Roughly 30 villagers met yesterday at the site of their former community, near the Australian embassy, where the group lit incense and condemned officials from the municipality and the firm that forced them off their land. A pair of monks who joined the gathering recited pleas calling for spirits to prevent government-sanctioned evictions against innocent villagers in the future.
“I am so sorry for having lost my house. The authorities stole the villagers’ land and our suffering is unforgettable,” said Kheng Sok Roth, a former Group 78 resident. “If this happened to them, they would know how much people suffer when they lose their homes.”
The homes of 146 families from the community were cleared in 2009 after government officials claimed their land was owned by the state and by the local developer Sour Srun Enterprises.
A cable from the United States embassy in Phnom Penh released last week by WikiLeaks said Sour Srun is “believed by many to be a front for Canadia Bank, whose General Manager Pung Kheav Se is an advisor to [Prime Minister] Hun Sen”.
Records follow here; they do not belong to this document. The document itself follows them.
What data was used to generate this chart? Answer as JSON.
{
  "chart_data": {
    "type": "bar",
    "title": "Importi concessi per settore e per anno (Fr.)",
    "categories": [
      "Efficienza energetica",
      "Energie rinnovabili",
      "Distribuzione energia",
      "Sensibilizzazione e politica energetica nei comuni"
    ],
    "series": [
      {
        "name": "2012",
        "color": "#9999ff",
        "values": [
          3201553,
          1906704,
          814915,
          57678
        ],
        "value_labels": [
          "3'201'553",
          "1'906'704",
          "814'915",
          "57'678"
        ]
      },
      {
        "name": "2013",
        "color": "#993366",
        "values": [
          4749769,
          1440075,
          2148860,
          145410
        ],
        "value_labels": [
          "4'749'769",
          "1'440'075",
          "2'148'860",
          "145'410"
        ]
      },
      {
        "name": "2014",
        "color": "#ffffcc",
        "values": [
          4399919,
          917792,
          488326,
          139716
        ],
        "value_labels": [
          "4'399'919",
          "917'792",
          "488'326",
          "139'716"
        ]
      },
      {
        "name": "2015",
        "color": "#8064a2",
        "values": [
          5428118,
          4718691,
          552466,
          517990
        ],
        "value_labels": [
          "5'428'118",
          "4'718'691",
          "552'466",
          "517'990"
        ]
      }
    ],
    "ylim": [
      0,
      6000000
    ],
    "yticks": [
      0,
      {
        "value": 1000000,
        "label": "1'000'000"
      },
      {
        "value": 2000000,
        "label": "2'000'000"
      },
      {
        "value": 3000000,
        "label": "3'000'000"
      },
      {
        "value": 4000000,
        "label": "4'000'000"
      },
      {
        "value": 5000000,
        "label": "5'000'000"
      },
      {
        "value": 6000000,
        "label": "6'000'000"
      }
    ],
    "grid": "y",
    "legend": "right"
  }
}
After Canadia was involved in a land dispute on Diamond Island in 2005, the cable said NGO sources had speculated that Canadia “may not want to be the center of bad publicity again, and therefore a front company was formed to keep government officials’ names out of the press.”
The Group 78 families claim they should have been eligible for ownership of their land under the 2001 Land Law, but that the government refused to grant them titles. Most were given US$8,000 in exchange for evacuating their homes.
Canadia Bank could not be reached for comment by The Post yesterday.